Ainsi qu’il a été dit au point 1, postérieurement à l’introduction de la requête, M. A... s’est vu remettre une attestation de prolongation d’instruction valable jusqu’au 1er mai 2026. Il y a seulement lieu d’enjoindre au préfet de la Seine-Saint-Denis de procéder, au plus tard avant l’expiration de ce document de séjour, au réexamen de la demande de la requérante. Il n’y a pas lieu d’assortir cette injonction d’une astreinte.

Sur les frais liés au litige :

M. A..., qui n’est pas représenté par un avocat, ne justifie d’aucun frais exposé par lui à l’occasion de la présente instance.

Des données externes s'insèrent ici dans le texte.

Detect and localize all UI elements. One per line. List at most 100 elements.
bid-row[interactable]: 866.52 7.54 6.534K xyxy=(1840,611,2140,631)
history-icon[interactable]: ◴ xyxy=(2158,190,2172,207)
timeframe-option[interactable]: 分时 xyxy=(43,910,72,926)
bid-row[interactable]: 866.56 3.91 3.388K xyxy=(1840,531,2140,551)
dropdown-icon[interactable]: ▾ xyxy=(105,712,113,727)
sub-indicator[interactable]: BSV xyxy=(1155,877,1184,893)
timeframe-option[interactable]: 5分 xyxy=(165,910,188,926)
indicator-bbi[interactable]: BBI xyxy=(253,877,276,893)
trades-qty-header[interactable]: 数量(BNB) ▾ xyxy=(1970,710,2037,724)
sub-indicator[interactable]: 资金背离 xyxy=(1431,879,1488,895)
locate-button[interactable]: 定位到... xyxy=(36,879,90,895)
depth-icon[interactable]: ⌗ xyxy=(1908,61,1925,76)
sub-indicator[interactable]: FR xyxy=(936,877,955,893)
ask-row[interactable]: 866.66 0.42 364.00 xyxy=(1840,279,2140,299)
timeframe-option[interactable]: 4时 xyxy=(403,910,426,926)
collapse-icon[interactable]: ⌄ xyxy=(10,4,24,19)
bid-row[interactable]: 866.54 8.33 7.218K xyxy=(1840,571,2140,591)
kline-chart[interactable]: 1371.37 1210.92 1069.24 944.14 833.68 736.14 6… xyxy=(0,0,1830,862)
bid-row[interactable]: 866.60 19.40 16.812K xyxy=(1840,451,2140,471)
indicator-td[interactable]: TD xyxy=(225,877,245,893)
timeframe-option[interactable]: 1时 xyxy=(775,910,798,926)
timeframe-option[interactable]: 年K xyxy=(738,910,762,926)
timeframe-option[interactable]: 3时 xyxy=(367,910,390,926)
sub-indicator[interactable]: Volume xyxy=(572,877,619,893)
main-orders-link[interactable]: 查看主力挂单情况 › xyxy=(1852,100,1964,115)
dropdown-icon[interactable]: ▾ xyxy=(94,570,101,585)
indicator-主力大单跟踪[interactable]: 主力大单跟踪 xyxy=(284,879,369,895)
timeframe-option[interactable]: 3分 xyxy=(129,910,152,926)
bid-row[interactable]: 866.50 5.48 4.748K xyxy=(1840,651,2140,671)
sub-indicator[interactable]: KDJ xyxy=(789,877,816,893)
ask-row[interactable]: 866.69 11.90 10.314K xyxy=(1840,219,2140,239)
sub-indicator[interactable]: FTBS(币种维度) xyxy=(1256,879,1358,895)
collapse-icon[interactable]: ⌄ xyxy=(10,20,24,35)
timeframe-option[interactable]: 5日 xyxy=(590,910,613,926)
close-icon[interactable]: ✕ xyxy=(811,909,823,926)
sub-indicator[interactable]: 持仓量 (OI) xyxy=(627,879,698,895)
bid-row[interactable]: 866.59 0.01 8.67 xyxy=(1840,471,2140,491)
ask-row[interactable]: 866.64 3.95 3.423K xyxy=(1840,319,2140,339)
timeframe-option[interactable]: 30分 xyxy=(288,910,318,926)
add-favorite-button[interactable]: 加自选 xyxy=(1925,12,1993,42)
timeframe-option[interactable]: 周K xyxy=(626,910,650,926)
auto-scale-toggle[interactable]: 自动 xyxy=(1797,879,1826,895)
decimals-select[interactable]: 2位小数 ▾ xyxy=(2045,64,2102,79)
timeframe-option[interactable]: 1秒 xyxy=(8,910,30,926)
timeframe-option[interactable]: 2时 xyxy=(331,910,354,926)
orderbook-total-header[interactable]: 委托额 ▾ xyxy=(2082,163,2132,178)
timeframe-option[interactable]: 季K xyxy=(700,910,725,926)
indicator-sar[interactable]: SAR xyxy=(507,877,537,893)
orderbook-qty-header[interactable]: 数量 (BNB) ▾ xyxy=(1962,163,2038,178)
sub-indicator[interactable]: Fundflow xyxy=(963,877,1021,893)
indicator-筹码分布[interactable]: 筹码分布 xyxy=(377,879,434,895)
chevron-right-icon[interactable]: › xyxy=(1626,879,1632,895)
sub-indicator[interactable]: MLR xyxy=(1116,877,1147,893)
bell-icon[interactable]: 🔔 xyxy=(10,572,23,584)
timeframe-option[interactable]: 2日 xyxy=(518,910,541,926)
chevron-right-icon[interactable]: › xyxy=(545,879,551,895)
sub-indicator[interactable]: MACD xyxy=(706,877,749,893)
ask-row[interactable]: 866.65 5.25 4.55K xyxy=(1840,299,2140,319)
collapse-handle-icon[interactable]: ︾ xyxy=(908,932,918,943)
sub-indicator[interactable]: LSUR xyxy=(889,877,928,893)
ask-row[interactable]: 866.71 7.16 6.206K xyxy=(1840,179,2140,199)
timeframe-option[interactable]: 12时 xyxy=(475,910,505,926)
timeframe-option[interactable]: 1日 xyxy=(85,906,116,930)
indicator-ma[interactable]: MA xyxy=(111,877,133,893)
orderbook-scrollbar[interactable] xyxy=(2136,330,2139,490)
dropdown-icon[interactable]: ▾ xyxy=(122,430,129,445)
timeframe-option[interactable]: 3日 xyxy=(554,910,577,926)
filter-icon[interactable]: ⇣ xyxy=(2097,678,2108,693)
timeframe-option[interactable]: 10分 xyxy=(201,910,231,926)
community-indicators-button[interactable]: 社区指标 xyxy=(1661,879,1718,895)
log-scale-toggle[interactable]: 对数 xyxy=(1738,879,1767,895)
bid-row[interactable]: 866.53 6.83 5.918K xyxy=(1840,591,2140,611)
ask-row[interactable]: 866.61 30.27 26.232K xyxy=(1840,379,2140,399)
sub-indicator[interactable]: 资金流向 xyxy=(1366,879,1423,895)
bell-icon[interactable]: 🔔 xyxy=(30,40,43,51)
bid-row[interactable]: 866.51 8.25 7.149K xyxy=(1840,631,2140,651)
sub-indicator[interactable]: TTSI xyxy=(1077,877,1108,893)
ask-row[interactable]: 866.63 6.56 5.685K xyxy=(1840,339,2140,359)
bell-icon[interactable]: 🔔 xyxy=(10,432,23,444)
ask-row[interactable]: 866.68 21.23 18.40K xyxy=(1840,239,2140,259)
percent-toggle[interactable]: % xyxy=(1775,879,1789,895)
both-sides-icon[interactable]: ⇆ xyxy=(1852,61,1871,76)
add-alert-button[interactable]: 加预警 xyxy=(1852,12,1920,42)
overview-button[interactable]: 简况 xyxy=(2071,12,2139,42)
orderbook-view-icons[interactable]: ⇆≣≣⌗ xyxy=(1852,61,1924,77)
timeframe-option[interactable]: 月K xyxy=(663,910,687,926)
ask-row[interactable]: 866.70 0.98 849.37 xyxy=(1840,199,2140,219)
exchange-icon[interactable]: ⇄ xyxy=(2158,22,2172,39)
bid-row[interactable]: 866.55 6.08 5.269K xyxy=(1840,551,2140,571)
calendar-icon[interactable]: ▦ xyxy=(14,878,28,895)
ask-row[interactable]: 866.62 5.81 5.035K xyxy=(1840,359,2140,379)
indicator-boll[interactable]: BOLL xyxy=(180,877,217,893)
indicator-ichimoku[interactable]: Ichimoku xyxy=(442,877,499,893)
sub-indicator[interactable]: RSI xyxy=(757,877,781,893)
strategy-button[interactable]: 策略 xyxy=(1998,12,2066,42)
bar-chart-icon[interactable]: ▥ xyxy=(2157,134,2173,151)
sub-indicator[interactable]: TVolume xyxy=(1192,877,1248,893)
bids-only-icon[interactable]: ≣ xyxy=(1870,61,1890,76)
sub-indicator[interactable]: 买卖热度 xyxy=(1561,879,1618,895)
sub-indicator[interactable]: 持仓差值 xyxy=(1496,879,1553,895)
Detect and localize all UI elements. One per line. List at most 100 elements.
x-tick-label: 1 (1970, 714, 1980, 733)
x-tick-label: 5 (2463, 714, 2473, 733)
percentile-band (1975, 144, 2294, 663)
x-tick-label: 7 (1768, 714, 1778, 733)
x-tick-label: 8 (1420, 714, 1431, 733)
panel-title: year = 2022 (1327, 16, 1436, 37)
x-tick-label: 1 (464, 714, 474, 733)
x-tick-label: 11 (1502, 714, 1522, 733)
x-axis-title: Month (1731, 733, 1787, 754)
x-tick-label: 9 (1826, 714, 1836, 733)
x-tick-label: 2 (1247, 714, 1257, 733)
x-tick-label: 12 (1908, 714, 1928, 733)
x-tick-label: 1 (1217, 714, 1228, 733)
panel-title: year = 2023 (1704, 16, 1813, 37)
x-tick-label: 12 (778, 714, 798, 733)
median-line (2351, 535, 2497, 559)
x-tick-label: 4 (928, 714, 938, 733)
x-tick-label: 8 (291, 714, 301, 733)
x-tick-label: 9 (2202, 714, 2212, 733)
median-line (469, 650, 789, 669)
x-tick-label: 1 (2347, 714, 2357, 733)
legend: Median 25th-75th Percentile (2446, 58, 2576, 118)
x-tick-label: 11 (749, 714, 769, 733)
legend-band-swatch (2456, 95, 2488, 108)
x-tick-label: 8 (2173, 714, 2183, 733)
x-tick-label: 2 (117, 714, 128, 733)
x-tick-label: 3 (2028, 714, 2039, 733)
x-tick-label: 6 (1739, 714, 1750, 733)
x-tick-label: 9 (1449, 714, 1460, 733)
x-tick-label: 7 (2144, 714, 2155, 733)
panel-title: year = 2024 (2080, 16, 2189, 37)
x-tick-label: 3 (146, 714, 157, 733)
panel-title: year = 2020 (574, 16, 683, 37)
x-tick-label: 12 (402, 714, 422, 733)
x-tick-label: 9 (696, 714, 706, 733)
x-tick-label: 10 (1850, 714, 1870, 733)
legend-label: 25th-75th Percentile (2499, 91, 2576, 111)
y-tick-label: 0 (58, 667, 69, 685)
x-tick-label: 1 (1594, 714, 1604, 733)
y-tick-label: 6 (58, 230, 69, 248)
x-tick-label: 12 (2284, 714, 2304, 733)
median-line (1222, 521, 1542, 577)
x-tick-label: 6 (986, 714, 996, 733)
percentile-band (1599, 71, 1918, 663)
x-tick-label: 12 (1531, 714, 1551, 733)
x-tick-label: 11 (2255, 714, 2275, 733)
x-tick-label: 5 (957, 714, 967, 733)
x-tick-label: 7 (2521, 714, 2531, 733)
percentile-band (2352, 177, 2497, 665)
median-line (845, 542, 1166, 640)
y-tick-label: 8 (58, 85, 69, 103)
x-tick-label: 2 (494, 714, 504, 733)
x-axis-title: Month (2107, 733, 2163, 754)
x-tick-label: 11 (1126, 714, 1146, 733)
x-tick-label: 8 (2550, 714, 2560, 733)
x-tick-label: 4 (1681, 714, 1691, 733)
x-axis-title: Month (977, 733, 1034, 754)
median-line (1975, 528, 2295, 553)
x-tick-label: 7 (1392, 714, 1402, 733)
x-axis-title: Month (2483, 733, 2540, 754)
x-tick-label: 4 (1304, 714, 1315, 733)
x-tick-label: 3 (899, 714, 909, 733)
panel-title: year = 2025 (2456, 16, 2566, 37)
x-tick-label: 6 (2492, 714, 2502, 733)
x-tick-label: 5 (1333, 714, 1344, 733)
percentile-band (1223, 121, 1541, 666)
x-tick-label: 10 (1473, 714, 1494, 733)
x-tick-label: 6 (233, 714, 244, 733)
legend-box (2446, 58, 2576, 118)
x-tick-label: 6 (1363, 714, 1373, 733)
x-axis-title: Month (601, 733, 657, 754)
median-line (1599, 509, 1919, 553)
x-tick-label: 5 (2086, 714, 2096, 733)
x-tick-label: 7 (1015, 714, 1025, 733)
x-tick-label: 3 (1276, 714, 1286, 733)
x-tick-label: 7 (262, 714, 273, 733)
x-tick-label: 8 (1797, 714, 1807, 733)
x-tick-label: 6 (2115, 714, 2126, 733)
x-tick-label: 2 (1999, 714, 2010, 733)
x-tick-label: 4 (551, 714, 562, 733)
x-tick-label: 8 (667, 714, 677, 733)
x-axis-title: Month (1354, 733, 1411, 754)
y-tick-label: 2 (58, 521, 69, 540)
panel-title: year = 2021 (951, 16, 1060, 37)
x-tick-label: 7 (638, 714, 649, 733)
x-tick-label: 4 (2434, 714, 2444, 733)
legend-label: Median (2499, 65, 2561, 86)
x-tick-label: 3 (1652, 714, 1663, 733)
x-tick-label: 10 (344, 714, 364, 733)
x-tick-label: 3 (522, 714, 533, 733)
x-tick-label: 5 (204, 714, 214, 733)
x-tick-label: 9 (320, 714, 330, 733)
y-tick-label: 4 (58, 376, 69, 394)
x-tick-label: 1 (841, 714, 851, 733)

Dès lors, ses conclusions tendant à ce que soit mise à la charge de l’Etat une somme sur le fondement de l’article L. 761-1 du code de justice administrative doivent être rejetées.


O R D O N N E :


Article 1er : Il est donné acte du désistement des conclusions aux fins d’injonction sous astreinte présentées par M. A....

Article 2 : L’exécution de la décision implicite née le 25 janvier 2025 par laquelle le préfet de la Seine-Saint-Denis a rejeté la demande de renouvellement de la carte de résident de M. A... est suspendue.

Article 3 : Il est enjoint au préfet de la Seine-Saint-Denis ou à tout autre préfet territorialement compétent de procéder au réexamen de la demande de M. A... dans les conditions mentionnées au point 12 de la présente ordonnance.

Article 4 : Le surplus des conclusions de la requête est rejeté.

Article 5 : La présente ordonnance sera notifiée à M. B... A... et au ministre de l’intérieur.

Copie en sera adressée au préfet de la Seine-Saint-Denis.


Fait à Montreuil, le 10 février 2026.


Le juge des référés,



T. Breton


La République mande et ordonne au ministre de l’intérieur en ce qui le concerne ou à tous commissaires de justice à ce requis en ce qui concerne les voies de droit commun contre les parties privées, de pourvoir à l’exécution de la présente décision.